[Esip-preserve] Identifiers and Automated Inventory Audits

Alice Barkstrom alicebarkstrom at verizon.net
Mon Nov 23 13:00:05 EST 2009


Useful information.  The key will be to identify who (person or
machine) is the responsible identity to note when something
is missing and filling in the annotation.

Thanks.

Bruce B.

At 11:52 AM 11/23/2009, Greg Janée wrote:
>Tracking and verifying integrity is a general problem that applies to
>all kinds of archived content, and equally general tools have been
>developed to address this problem.  For example, there's ACE (Auditing
>Control Environment) 
><https://wiki.umiacs.umd.edu/adapt/index.php/Ace:Main  
> >, which will track checksums on arbitrary sets of files, and
>recursively checksum the checksums in a cryptographically secure way.
>It will also report if a file has gone missing anywhere.  Or there's
>Tripwire (commercial and open source versions) that will, in addition
>to the preceding, detect files that have been added to directories and
>any changes to file permissions/ownership/etc.  These tools don't rely
>on any particular identifier/naming scheme, nor do I think would they
>benefit from a standardized one.
>
>Now, these tools don't address the problem of *why* one granule out of
>a sequence is missing, but assuming that somebody notices this at
>creation time and investigates it and decides that it's OK that the
>granule is missing (maybe there were sunspots that day), then these
>tools can verify the status quo from that point forward.
>
>-Greg
>
>Bruce Barkstrom wrote:
>>One strain of discussion we haven't heard is whether identifiers
>>can help with automating inventory audits of data centers.
>>By this I mean that periodically or in instances of concern
>>(at migration, after an IT security "incident") it would seem
>>appropriate for an archive to check to see if there have been
>>changes in the file inventory.  The question I'd like to raise
>>is whether the identifier convention adopted by the archive
>>can improve the quality of the audit or reduce its cost.
>>
>>If I recall correctly, Reagan Moore and colleagues had devised
>>a way of parsing the identifiers in some NARA records to
>>identify miscataloged files.  Because the identifiers were
>>complex, the parsing was complex as well.
>>
>>Here are some thoughts:
>>
>>1.  Having identifiers with a good collating sequence would
>>be helpful.  OID's look pretty good for this purpose, so do
>>DOI's (maybe).  URL's are more unpleasant - there's the
>>ambiguity of case sensitivity, as well as the fact that the
>>string length variability of URL's may make it difficult to place
>>files in a sequence.  [An example of an pleasant collating
>>sequence, consider dates with YYYY-MM-DD-HH, where
>>YYYY is a four digit year number, MM is a two digit month
>>number, and HH is a two digit hour number, with 0 allowed.
>>An unpleasant one might have YYYY-Month_Name-Day_Number-
>>Hour_Number, noting that APR precedes MAR, although MAY
>>does follow MAR.]
>>
>>2.  If we got a good collating sequence, could we use it to
>>discover gaps in the inventory?  If we had a collection of daily
>>files, a collating sequence such as
>>2007-01-01
>>2007-01-02
>>2007-01-04
>>2007-01-05
>>makes it a lot easier to discover that 2007-01-03 is missing.
>>
>>3.  We need to think ahead to situations in which unicode
>>file names are more widely used.  Certainly China and India
>>are more important players in the global scientific community
>>than they used to be.  While we're used to U.S. dominance,
>>that wasn't always the situation (e.g.
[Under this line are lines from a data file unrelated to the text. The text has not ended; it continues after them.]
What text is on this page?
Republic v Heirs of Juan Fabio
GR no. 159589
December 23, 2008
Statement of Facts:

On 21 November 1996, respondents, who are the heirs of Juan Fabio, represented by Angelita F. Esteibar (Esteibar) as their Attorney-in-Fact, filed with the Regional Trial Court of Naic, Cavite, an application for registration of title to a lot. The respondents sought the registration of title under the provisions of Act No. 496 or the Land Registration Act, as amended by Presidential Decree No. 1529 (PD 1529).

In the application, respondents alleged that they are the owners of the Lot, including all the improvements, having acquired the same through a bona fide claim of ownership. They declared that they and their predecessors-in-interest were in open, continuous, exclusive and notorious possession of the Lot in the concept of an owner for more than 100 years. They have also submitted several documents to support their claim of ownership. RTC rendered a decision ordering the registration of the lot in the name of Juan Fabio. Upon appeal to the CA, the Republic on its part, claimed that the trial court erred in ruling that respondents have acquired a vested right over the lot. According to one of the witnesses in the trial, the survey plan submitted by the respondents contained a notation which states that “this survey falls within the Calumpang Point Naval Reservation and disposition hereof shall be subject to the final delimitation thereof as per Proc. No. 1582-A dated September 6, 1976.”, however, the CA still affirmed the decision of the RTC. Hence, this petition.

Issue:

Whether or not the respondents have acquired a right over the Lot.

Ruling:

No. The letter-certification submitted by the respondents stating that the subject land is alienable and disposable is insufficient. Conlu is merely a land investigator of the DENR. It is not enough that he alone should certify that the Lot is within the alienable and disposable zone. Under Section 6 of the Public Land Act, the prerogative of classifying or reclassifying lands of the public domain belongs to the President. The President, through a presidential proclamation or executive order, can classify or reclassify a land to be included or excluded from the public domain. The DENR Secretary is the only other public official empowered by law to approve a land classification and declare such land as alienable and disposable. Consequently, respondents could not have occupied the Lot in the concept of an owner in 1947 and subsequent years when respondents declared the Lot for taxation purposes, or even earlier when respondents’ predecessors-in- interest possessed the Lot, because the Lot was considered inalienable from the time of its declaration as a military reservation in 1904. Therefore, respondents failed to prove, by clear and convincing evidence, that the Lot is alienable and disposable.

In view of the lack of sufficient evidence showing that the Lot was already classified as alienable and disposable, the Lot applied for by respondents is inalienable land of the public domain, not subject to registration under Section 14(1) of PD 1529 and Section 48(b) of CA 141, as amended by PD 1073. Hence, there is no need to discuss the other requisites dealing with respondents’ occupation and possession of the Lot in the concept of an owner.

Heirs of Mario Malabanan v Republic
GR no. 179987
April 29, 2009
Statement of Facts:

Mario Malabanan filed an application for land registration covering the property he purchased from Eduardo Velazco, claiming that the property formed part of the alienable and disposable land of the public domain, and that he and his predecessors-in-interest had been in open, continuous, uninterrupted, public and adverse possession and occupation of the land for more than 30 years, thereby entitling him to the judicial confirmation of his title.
German scientific
>>dominance before the first World War and the use of French
>>in diplomacy during the same era).  U.S. dominance probably
>>won't be guaranteed in the long-term future.  Identifiers based
>>on sequences of digits are probably going to be more stable
>>than ones that include alphabetic characters (even with ISO
>>standardization of character sets).  Again, OID's and DOIs
>>look more stable against this kind of change than do URL-based
>>identifiers.  Again, unicode may present collation pleasantries,
>>in which an archive might have to order the character set of file
>>names based on collating that identifier schema and then collate
>>the identifiers within each character set.